Powieść zaczyna się od wypalenia ziemi przez tajemnicze promieniowanie kosmiczne składające się z (to ważne) szybkich neutronów. U Dukaja promieniowanie zabija dosłownie wszystko co żyje, pozostawiając całą infrastrukturę nietkniętą. Jedynymi "ludźmi", którzy przetrwali byli ci którzy podczas kataklizmu dokonali transferu świadomości do Internetu (taka technologia była w powijakach w świecie Dukaja).

Zupełnie ma marginesie: taką rolę miała pełnić bomba neutronowa, była to broń która miała zabijać załogi pojazdów bojowych -- same pojazdy pozostawiając nietknięte).

Zacznijmy od tego, że to nie jest prawda że promieniowanie jądrowe (szczególnie to zawierające "cięższe" cząstki) nie uszkadza technologii. Kawałek stali poddany silnemu napromieniowaniu neutronami (bądź ciężkimi jonami) traci swoje właściwości. Silne promieniowanie uszkadza strukturę siatki krystalicznej materiałów przez które przechodzi, zmienia własności smarów (generalnie smary przestają smarować), zmienia własności optyczne niektórych materiałów (na przyklad soczewki mogą stać się nieprzezroczyste) itp. Ludzie nie są tacy łatwi do wykończenia jak nam się wydaje. Większość katastrof najpierw wykańcza infrastrukturę techniczną --- a dopiero potem ludność.

Komputery są szczególnie wrażliwe na uszkodzenia radiacyjne, a już szczegolnie wrażliwe na promieniowanie są procesory. Nowe procesory Intela mają ścieżki grubości od 20 do 40 atomów krzemu, w takiej ścieżce wybicie kilku atomów ma szansę znacznie zmienić właściwości danego elementu. NASA w kosmosie stosuje specjalne procesory przystosowane do pracy w warunkach podwyższonego promieniowania. Promieniowanie neutronowe które usmażyłoby ludzi, usmażyłoby całą elektronikę.

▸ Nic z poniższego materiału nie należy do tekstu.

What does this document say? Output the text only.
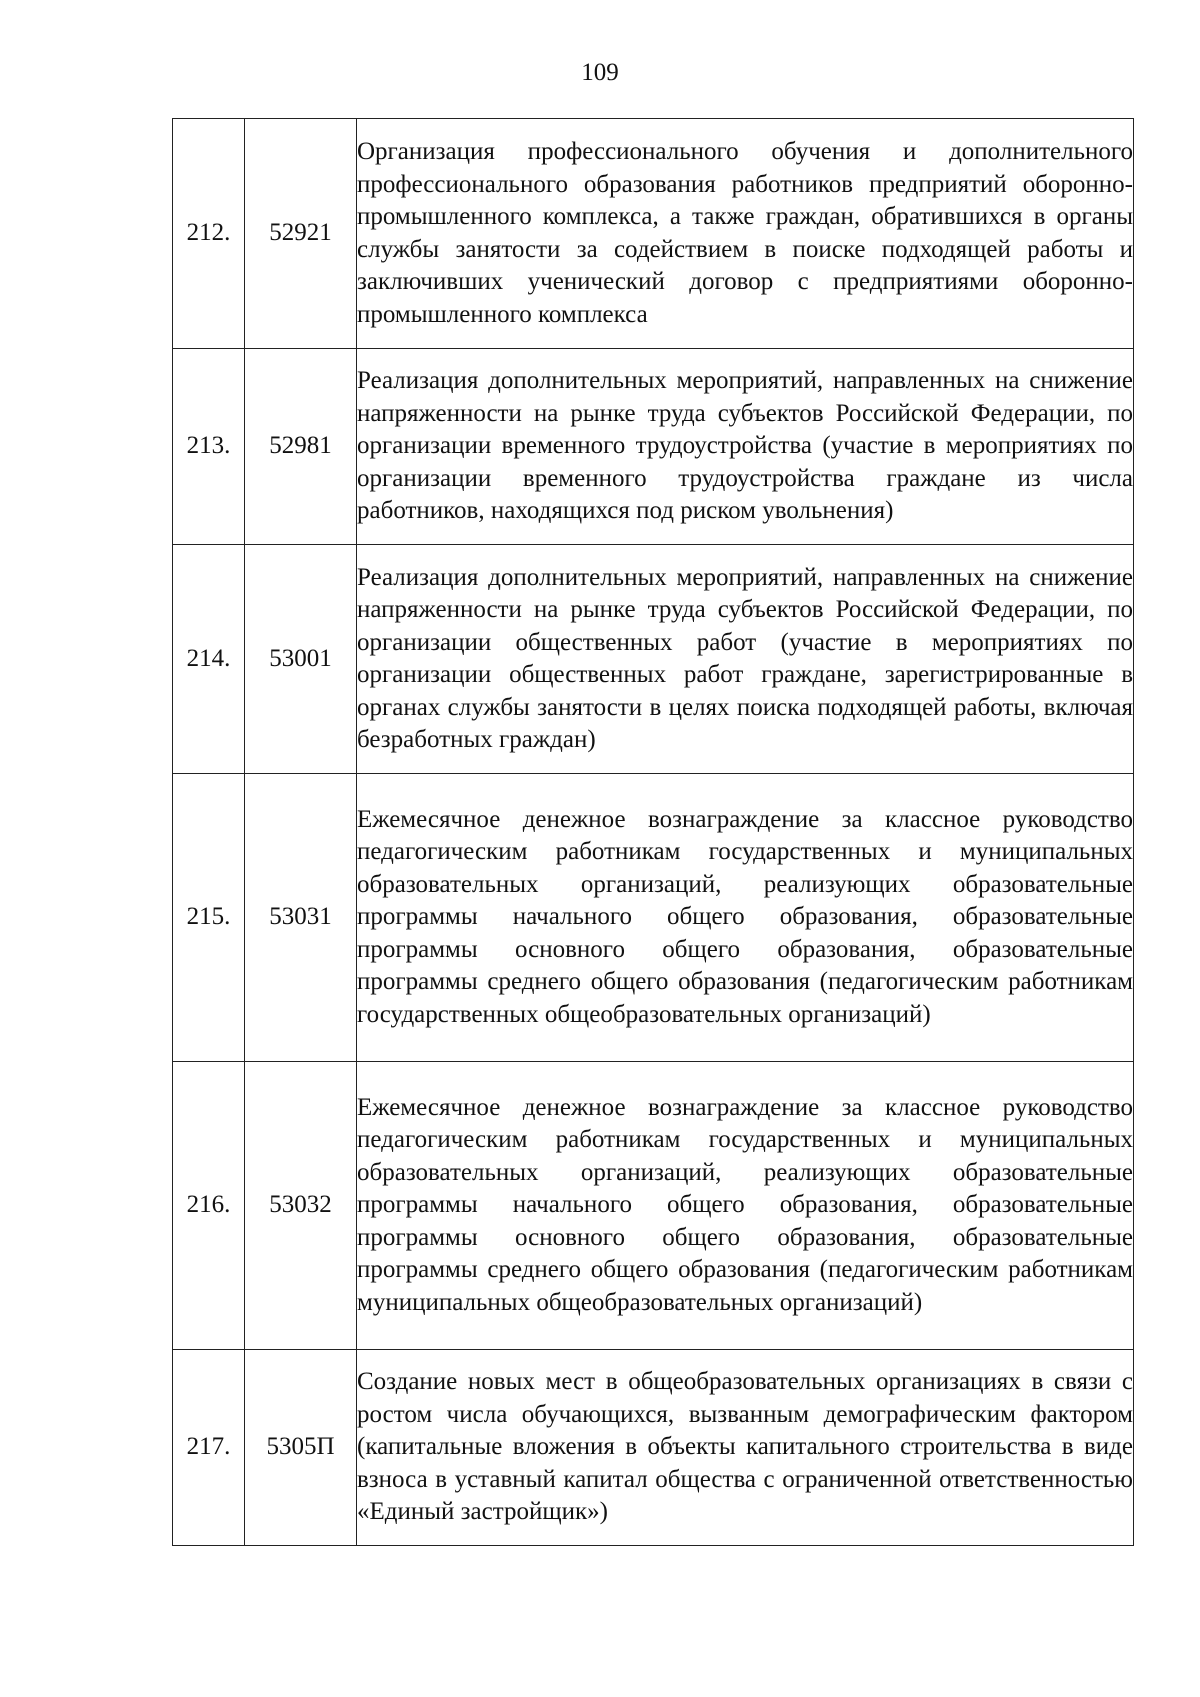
109
212.	52921	Организация профессионального обучения и дополнительного профессионального образования работников предприятий оборонно-промышленного комплекса, а также граждан, обратившихся в органы службы занятости за содействием в поиске подходящей работы и заключивших ученический договор с предприятиями оборонно-промышленного комплекса
213.	52981	Реализация дополнительных мероприятий, направленных на снижение напряженности на рынке труда субъектов Российской Федерации, по организации временного трудоустройства (участие в мероприятиях по организации временного трудоустройства граждане из числа работников, находящихся под риском увольнения)
214.	53001	Реализация дополнительных мероприятий, направленных на снижение напряженности на рынке труда субъектов Российской Федерации, по организации общественных работ (участие в мероприятиях по организации общественных работ граждане, зарегистрированные в органах службы занятости в целях поиска подходящей работы, включая безработных граждан)
215.	53031	Ежемесячное денежное вознаграждение за классное руководство педагогическим работникам государственных и муниципальных образовательных организаций, реализующих образовательные программы начального общего образования, образовательные программы основного общего образования, образовательные программы среднего общего образования (педагогическим работникам государственных общеобразовательных организаций)
216.	53032	Ежемесячное денежное вознаграждение за классное руководство педагогическим работникам государственных и муниципальных образовательных организаций, реализующих образовательные программы начального общего образования, образовательные программы основного общего образования, образовательные программы среднего общего образования (педагогическим работникам муниципальных общеобразовательных организаций)
217.	5305П	Создание новых мест в общеобразовательных организациях в связи с ростом числа обучающихся, вызванным демографическим фактором (капитальные вложения в объекты капитального строительства в виде взноса в уставный капитал общества с ограниченной ответственностью «Единый застройщик»)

Zatem, nie da się wykosić ludzi pozostawiając działającą technologię.

Kataklizm Dukaja zresztą wykończyl całe życie na planecie, od ryb morskich, przez baterie glebowe i zwierzęta. Tutaj jest kolejny zgrzyt --- jedną z najlepszych barier przeciw neutronom jest woda. Zasadniczo nie ma takiej ilości promieniowania która zabije ryby głębinowe (a zapewne i zwykłe ryby), a jednocześnie nie wygotuje oceanów.

Białkowe życie jest zdecydowanie bardziej wytrzymałe niż się to śni pisarzom S-F.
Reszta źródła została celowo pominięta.